Operational Embeddedness As a Mediator Between Public Discourse and Corporate Practice
The concept of operational embeddedness is developed here as the extent to which an issue structures a company’s relationships with its stakeholders and thus influences its strategic and operational capabilities. This draws on the literature on the ‘dynamic capabilities’ of corporations (Teece et al. 1997; Dosi et al. 2001; Whitley 2007), which are concerned with a company’s ability to harness its relationships with financiers, owners, suppliers, employees, and other stakeholder groups to adapt to changing circumstances and realize new opportunities. Practices that structure these relationships can be seen as deeply strategically or operationally embedded. On such deeply embedded issues, companies are unlikely to find behavioral signals that would satisfy public pressure without also having to fundamentally change their strategy and risking to alienate groups they rely on for their strategic or operational capabilities. In other words, issues that are deeply operationally embedded are unlikely to change with shifts in public discourse.

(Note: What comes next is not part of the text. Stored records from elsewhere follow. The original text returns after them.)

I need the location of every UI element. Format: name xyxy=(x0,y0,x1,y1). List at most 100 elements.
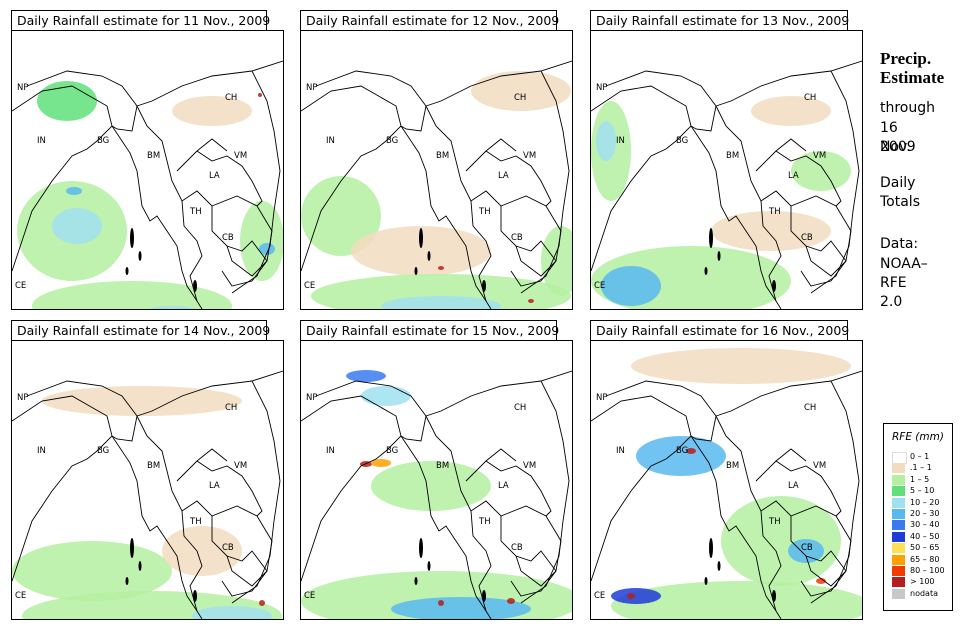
country-label-ce: CE xyxy=(15,591,27,601)
country-border xyxy=(810,380,860,604)
country-label-ce: CE xyxy=(594,591,606,601)
legend-swatch xyxy=(892,531,905,542)
country-label-la: LA xyxy=(209,171,220,181)
rain-area xyxy=(172,96,252,126)
country-label-la: LA xyxy=(498,171,509,181)
legend-label: 50 – 65 xyxy=(910,543,940,553)
country-border xyxy=(591,85,692,272)
island xyxy=(427,561,431,571)
island xyxy=(704,577,708,585)
country-label-ch: CH xyxy=(514,403,527,413)
rain-area xyxy=(32,281,232,309)
legend-swatch xyxy=(892,474,905,485)
country-label-bm: BM xyxy=(436,461,450,471)
country-border xyxy=(520,70,570,294)
rain-area xyxy=(528,299,534,303)
rain-area xyxy=(601,266,661,306)
side-title-line1: Precip. xyxy=(880,49,932,68)
country-border xyxy=(181,200,203,302)
country-label-cb: CB xyxy=(222,233,234,243)
country-label-bm: BM xyxy=(147,461,161,471)
country-border xyxy=(605,370,862,417)
country-label-th: TH xyxy=(479,207,491,217)
country-label-bm: BM xyxy=(726,151,740,161)
country-border xyxy=(760,510,782,612)
country-border xyxy=(690,435,782,619)
island xyxy=(130,538,134,558)
country-border xyxy=(790,206,847,262)
legend-title: RFE (mm) xyxy=(892,431,944,443)
country-border xyxy=(315,60,572,107)
legend-label: 0 – 1 xyxy=(910,452,930,461)
map-svg xyxy=(301,60,572,309)
rainfall-map: NP CH BG IN BM VM LA TH CB CE xyxy=(590,30,863,310)
side-date-line1: 16 Nov. xyxy=(880,120,911,155)
legend-label: 10 – 20 xyxy=(910,497,940,507)
country-border xyxy=(400,125,492,309)
country-border xyxy=(400,105,427,132)
country-border xyxy=(400,415,427,442)
country-border xyxy=(111,125,203,309)
rain-area xyxy=(240,201,283,281)
rain-area xyxy=(751,96,831,126)
country-label-cb: CB xyxy=(511,233,523,243)
country-label-th: TH xyxy=(769,517,781,527)
panel-title: Daily Rainfall estimate for 12 Nov., 200… xyxy=(300,10,559,31)
country-border xyxy=(301,85,402,272)
country-border xyxy=(515,245,557,277)
rain-area xyxy=(686,448,696,454)
rainfall-map: NP CH BG IN BM VM LA TH CB CE xyxy=(590,340,863,620)
side-title-line2: Estimate xyxy=(880,68,945,87)
country-border xyxy=(196,150,263,207)
country-label-bg: BG xyxy=(676,136,689,146)
country-label-cb: CB xyxy=(511,543,523,553)
island xyxy=(709,228,713,248)
country-label-la: LA xyxy=(788,171,799,181)
country-label-ch: CH xyxy=(225,93,238,103)
legend-swatch xyxy=(892,520,905,531)
island xyxy=(125,267,129,275)
country-border xyxy=(591,395,692,582)
country-label-in: IN xyxy=(616,446,625,456)
rain-area xyxy=(788,539,824,563)
legend-label: > 100 xyxy=(910,577,935,587)
country-label-ce: CE xyxy=(594,281,606,291)
legend-swatch xyxy=(892,486,905,497)
rain-area xyxy=(371,461,491,511)
country-border xyxy=(231,380,281,604)
country-border xyxy=(226,245,268,277)
legend-swatch xyxy=(892,577,905,588)
country-label-ce: CE xyxy=(15,281,27,291)
island xyxy=(138,561,142,571)
map-svg xyxy=(591,348,862,619)
legend-swatch xyxy=(892,566,905,576)
country-label-ch: CH xyxy=(514,93,527,103)
country-border xyxy=(485,150,552,207)
rainfall-map: NP CH BG IN BM VM LA TH CB CE xyxy=(300,340,573,620)
map-svg xyxy=(12,60,283,309)
rainfall-panel: Daily Rainfall estimate for 12 Nov., 200… xyxy=(300,10,573,310)
legend-swatch xyxy=(892,497,905,508)
panel-title: Daily Rainfall estimate for 15 Nov., 200… xyxy=(300,320,559,341)
rain-area xyxy=(711,211,831,251)
country-label-np: NP xyxy=(306,393,318,403)
country-border xyxy=(775,150,842,207)
legend-label: 1 – 5 xyxy=(910,474,930,484)
panel-title: Daily Rainfall estimate for 16 Nov., 200… xyxy=(590,320,849,341)
country-label-ch: CH xyxy=(225,403,238,413)
country-border xyxy=(690,415,717,442)
island xyxy=(193,280,197,292)
rainfall-panel: Daily Rainfall estimate for 11 Nov., 200… xyxy=(11,10,284,310)
rain-area xyxy=(541,226,572,296)
country-label-la: LA xyxy=(209,481,220,491)
island xyxy=(125,577,129,585)
rainfall-map: NP CH BG IN BM VM LA TH CB CE xyxy=(300,30,573,310)
rain-area xyxy=(611,588,661,604)
country-label-ce: CE xyxy=(304,591,316,601)
country-border xyxy=(400,435,492,619)
country-border xyxy=(755,448,807,482)
country-label-bm: BM xyxy=(436,151,450,161)
country-label-vm: VM xyxy=(234,151,248,161)
rain-area xyxy=(42,386,242,416)
country-label-np: NP xyxy=(17,393,29,403)
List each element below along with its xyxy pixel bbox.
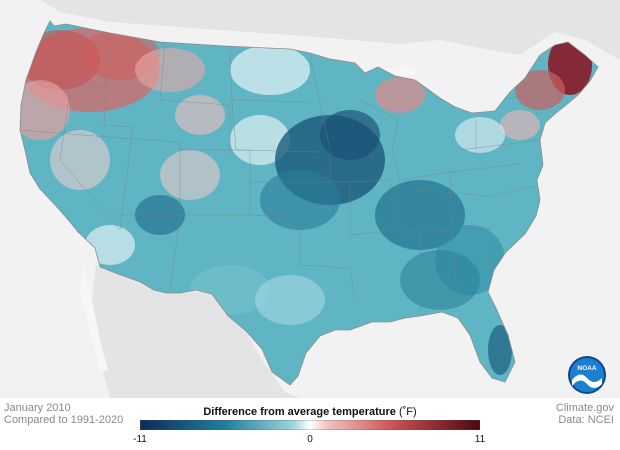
anomaly-patch — [400, 250, 480, 310]
us-map: NOAA — [0, 0, 620, 398]
anomaly-patch — [230, 45, 310, 95]
gulf-of-california — [80, 268, 108, 372]
anomaly-patch — [20, 30, 100, 90]
anomaly-patch — [160, 150, 220, 200]
lake-superior — [365, 66, 418, 80]
anomaly-patch — [455, 117, 505, 153]
map-footer: January 2010 Compared to 1991-2020 Diffe… — [0, 398, 620, 450]
anomaly-patch — [20, 80, 70, 140]
legend-mid-label: 0 — [307, 434, 313, 445]
legend-max-label: 11 — [474, 434, 486, 445]
map-comparison-period: Compared to 1991-2020 — [4, 414, 124, 426]
anomaly-patch — [500, 110, 540, 140]
anomaly-patch — [375, 180, 465, 250]
anomaly-patch — [515, 70, 565, 110]
anomaly-patch — [488, 325, 512, 375]
noaa-logo-text: NOAA — [577, 365, 596, 372]
source-site: Climate.gov — [555, 402, 614, 414]
map-date: January 2010 — [4, 402, 71, 414]
anomaly-patch — [135, 48, 205, 92]
legend-color-bar — [140, 420, 480, 430]
anomaly-patch — [85, 225, 135, 265]
anomaly-patch — [175, 95, 225, 135]
temperature-anomaly-map: NOAA — [0, 0, 620, 398]
anomaly-patch — [230, 115, 290, 165]
anomaly-patch — [375, 77, 425, 113]
legend-unit: (˚F) — [398, 406, 417, 418]
anomaly-patch — [50, 130, 110, 190]
legend-title-text: Difference from average temperature — [203, 406, 396, 418]
canada-landmass — [40, 0, 620, 60]
anomaly-patch — [255, 275, 325, 325]
mexico-landmass — [92, 265, 300, 398]
noaa-logo-icon: NOAA — [568, 356, 606, 394]
state-borders — [19, 32, 561, 313]
legend-min-label: -11 — [133, 434, 147, 445]
legend-title: Difference from average temperature (˚F) — [140, 406, 480, 418]
data-source: Data: NCEI — [558, 414, 614, 426]
anomaly-patch — [320, 110, 380, 160]
anomaly-patch — [260, 170, 340, 230]
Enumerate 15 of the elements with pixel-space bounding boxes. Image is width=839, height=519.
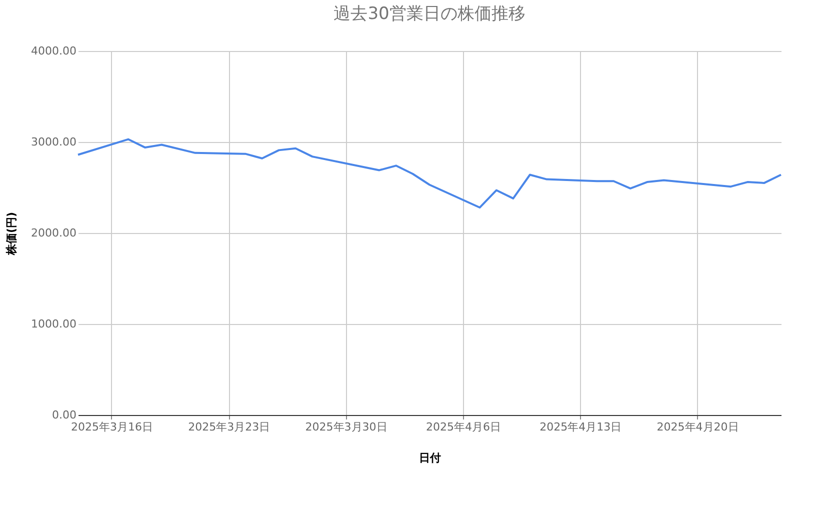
y-tick-label: 3000.00 (31, 136, 76, 148)
line-series (77, 138, 782, 209)
x-tick-label: 2025年3月16日 (70, 420, 153, 434)
x-tick-label: 2025年3月30日 (305, 420, 388, 434)
chart-title: 過去30営業日の株価推移 (334, 4, 526, 24)
x-tick-label: 2025年4月6日 (426, 420, 501, 434)
y-axis-title: 株価(円) (5, 212, 18, 256)
x-tick-label: 2025年3月23日 (188, 420, 270, 434)
y-tick-label: 0.00 (52, 408, 76, 422)
y-tick-label: 4000.00 (31, 44, 76, 58)
x-axis-title: 日付 (419, 452, 441, 464)
y-tick-label: 2000.00 (31, 226, 76, 240)
y-tick-label: 1000.00 (31, 318, 76, 330)
x-tick-label: 2025年4月13日 (540, 420, 622, 434)
x-tick-label: 2025年4月20日 (656, 420, 739, 434)
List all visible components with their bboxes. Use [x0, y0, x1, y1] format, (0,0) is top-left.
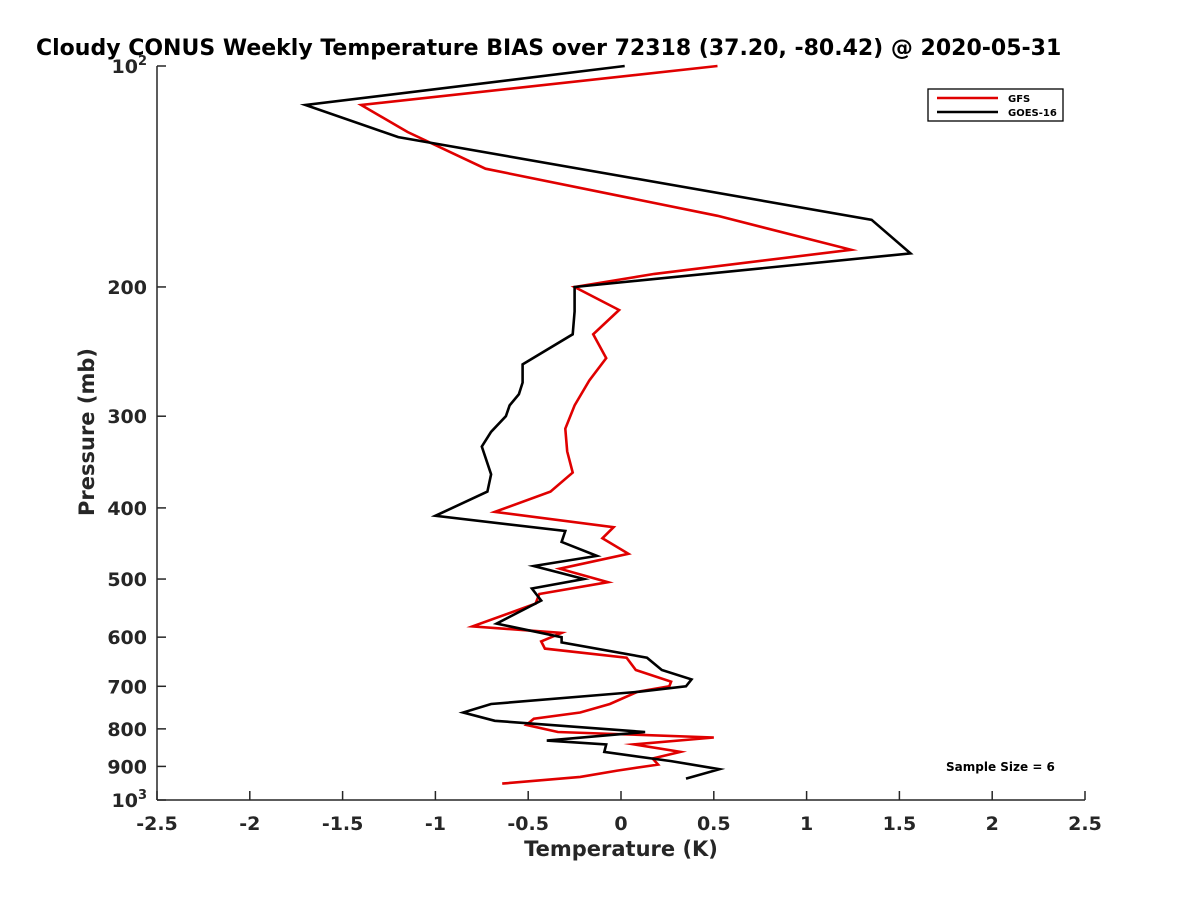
y-tick-label: 103: [112, 788, 148, 812]
plot-area: [157, 66, 1085, 800]
y-tick-label: 500: [107, 569, 147, 591]
series-line-goes-16: [299, 64, 914, 780]
x-tick-label: -2.5: [136, 813, 178, 835]
tick-labels: -2.5 -2 -1.5 -1 -0.5 0 0.5 1 1.5 2 2.5 102 200 300 400…: [107, 54, 1102, 835]
plot-background: [157, 66, 1085, 800]
x-tick-label: 2.5: [1068, 813, 1102, 835]
x-axis-label: Temperature (K): [524, 837, 718, 861]
x-tick-label: 0.5: [697, 813, 731, 835]
y-tick-label: 700: [107, 676, 147, 698]
x-tick-label: -1: [425, 813, 446, 835]
x-tick-label: 0: [614, 813, 627, 835]
axes: [156, 65, 1086, 801]
y-axis-label: Pressure (mb): [75, 348, 99, 516]
chart-title: Cloudy CONUS Weekly Temperature BIAS ove…: [36, 36, 1061, 61]
x-tick-label: 2: [986, 813, 999, 835]
x-tick-label: 1.5: [883, 813, 917, 835]
x-tick-label: -0.5: [507, 813, 549, 835]
series-layer: [299, 64, 914, 785]
y-tick-label: 300: [107, 406, 147, 428]
legend-label-gfs: GFS: [1008, 94, 1030, 105]
legend-label-goes-16: GOES-16: [1008, 108, 1057, 119]
x-tick-label: -2: [239, 813, 260, 835]
legend: GFS GOES-16: [927, 88, 1064, 122]
y-tick-label: 800: [107, 719, 147, 741]
y-tick-label: 900: [107, 756, 147, 778]
y-tick-label: 102: [112, 54, 148, 78]
y-tick-label: 600: [107, 627, 147, 649]
y-tick-label: 200: [107, 277, 147, 299]
legend-box: [927, 88, 1064, 122]
sample-size-annotation: Sample Size = 6: [946, 760, 1055, 774]
y-tick-label: 400: [107, 498, 147, 520]
x-tick-label: 1: [800, 813, 813, 835]
x-tick-label: -1.5: [322, 813, 364, 835]
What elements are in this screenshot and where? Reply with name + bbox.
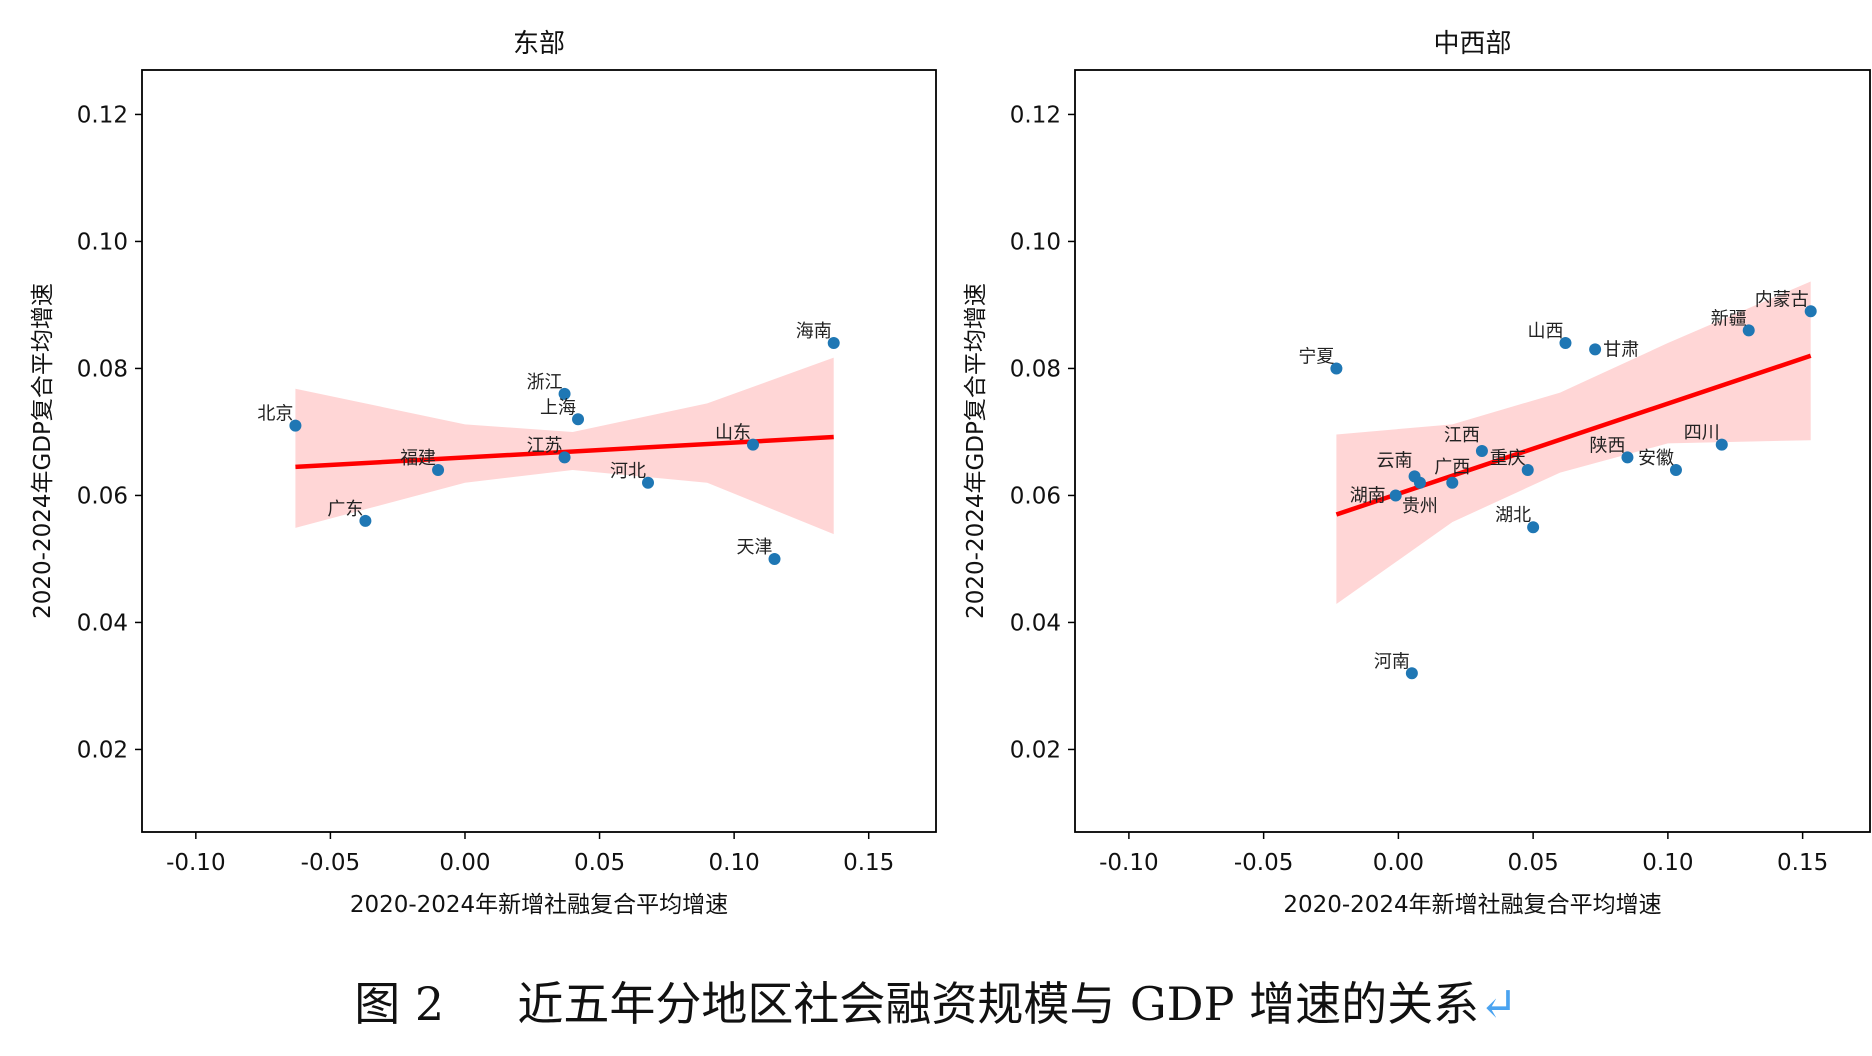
data-point [572,413,585,426]
y-tick-label: 0.08 [77,356,128,382]
figure-caption: 图 2 近五年分地区社会融资规模与 GDP 增速的关系↵ [0,968,1872,1034]
point-label: 贵州 [1402,496,1438,517]
y-tick-label: 0.10 [77,229,128,255]
data-point [827,337,840,350]
data-point [1521,464,1534,477]
y-axis-label: 2020-2024年GDP复合平均增速 [963,283,989,619]
data-point [1405,667,1418,680]
chart-title: 中西部 [1433,29,1511,59]
y-tick-label: 0.12 [1010,102,1061,128]
chart-title: 东部 [513,29,565,59]
point-label: 四川 [1684,423,1720,444]
y-tick-label: 0.08 [1010,356,1061,382]
point-label: 山西 [1527,321,1563,342]
x-tick-label: 0.05 [1508,850,1559,876]
x-tick-label: 0.00 [439,850,490,876]
y-tick-label: 0.02 [1010,737,1061,763]
x-tick-label: 0.00 [1373,850,1424,876]
point-label: 河北 [610,461,646,482]
data-point [558,387,571,400]
point-label: 上海 [540,397,576,418]
point-label: 陕西 [1589,435,1625,456]
x-tick-label: -0.10 [166,850,226,876]
data-point [1527,521,1540,534]
data-point [558,451,571,464]
y-tick-label: 0.06 [1010,483,1061,509]
data-point [1669,464,1682,477]
point-label: 福建 [400,448,436,469]
point-label: 浙江 [527,372,563,393]
figure-number: 图 2 [354,977,445,1031]
data-point [642,476,655,489]
point-label: 广东 [327,499,363,520]
point-label: 内蒙古 [1755,289,1809,310]
data-point [1330,362,1343,375]
point-label: 河南 [1374,651,1410,672]
point-label: 山东 [715,423,751,444]
x-tick-label: -0.05 [1234,850,1294,876]
point-label: 海南 [796,321,832,342]
data-point [1715,438,1728,451]
y-tick-label: 0.06 [77,483,128,509]
point-label: 新疆 [1711,308,1747,329]
regression-line [1335,353,1812,517]
point-label: 云南 [1377,450,1413,471]
data-point [746,438,759,451]
x-axis-label: 2020-2024年新增社融复合平均增速 [350,892,728,918]
point-label: 安徽 [1638,448,1674,469]
data-point [1742,324,1755,337]
plot-frame [141,69,937,833]
y-tick-label: 0.04 [77,610,128,636]
x-axis-label: 2020-2024年新增社融复合平均增速 [1283,892,1661,918]
y-axis-label: 2020-2024年GDP复合平均增速 [30,283,56,619]
point-label: 北京 [257,404,293,425]
x-tick-label: 0.15 [843,850,894,876]
data-point [1413,476,1426,489]
data-point [1475,445,1488,457]
x-tick-label: -0.05 [301,850,361,876]
data-point [1621,451,1634,464]
point-label: 湖北 [1495,505,1531,526]
point-label: 湖南 [1350,485,1386,506]
x-tick-label: 0.05 [574,850,625,876]
data-point [289,419,302,432]
point-label: 重庆 [1490,448,1526,469]
data-point [1446,476,1459,489]
return-mark: ↵ [1479,977,1518,1031]
x-tick-label: 0.10 [709,850,760,876]
data-point [1589,343,1602,356]
data-point [1389,489,1402,502]
x-tick-label: 0.10 [1642,850,1693,876]
plot-frame [1074,69,1871,833]
point-label: 甘肃 [1603,339,1639,360]
caption-text: 近五年分地区社会融资规模与 GDP 增速的关系 [517,977,1480,1031]
point-label: 江苏 [527,435,563,456]
confidence-band [295,357,834,535]
y-tick-label: 0.12 [77,102,128,128]
point-label: 广西 [1434,457,1470,478]
data-point [1804,305,1817,318]
x-tick-label: 0.15 [1777,850,1828,876]
y-tick-label: 0.10 [1010,229,1061,255]
y-tick-label: 0.04 [1010,610,1061,636]
y-tick-label: 0.02 [77,737,128,763]
data-point [432,464,445,477]
data-point [1559,337,1572,350]
confidence-band [1336,281,1811,605]
point-label: 宁夏 [1298,346,1334,367]
point-label: 天津 [737,537,773,558]
point-label: 江西 [1444,425,1480,446]
x-tick-label: -0.10 [1099,850,1159,876]
data-point [359,514,372,527]
data-point [768,552,781,565]
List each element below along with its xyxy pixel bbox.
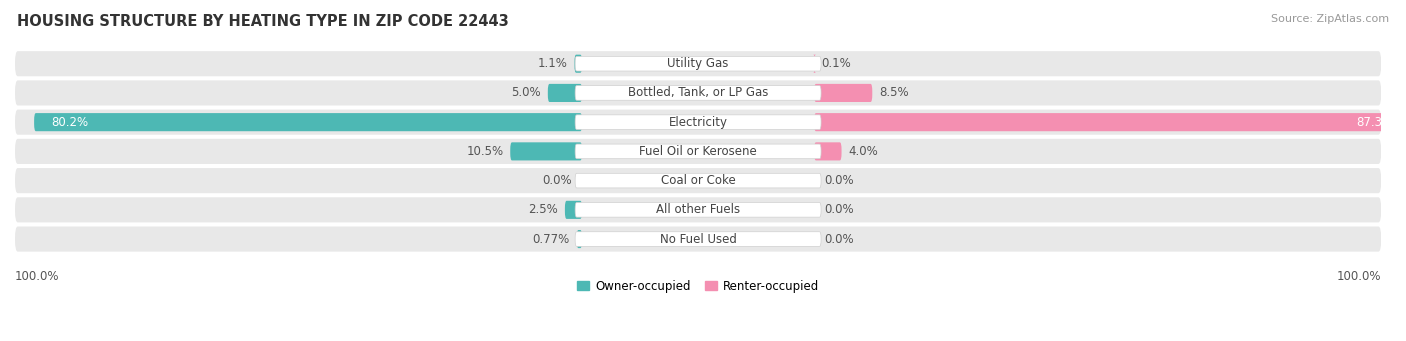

The role of operational embeddedness as a mediator in the relationship between public discourse and corporate practice is empirically tested using a panel regression approach, comparing a range of deeply embedded and not-deeply embedded issues in finance and corporate governance. The panel consists of the largest 130 companies each in four countries (US, UK, Germany, Switzerland) for the time period 1995 to 2013. This cross-country comparison allows to examine country-specific effects, i.e. to what extent the effect of public discourse on corporate practice is institutionally bound. The results provide empirical support for the notion that corporate practices are more reactive to public discourse on less deeply embedded issues, but also point to the need to consider the relationship within the national institutional context. Companies in countries with strong coordinating institutions were found to be less reactive to public discourse, suggesting that they rely on institutionalized non-public channels for reacting to expectations and demands of other actors.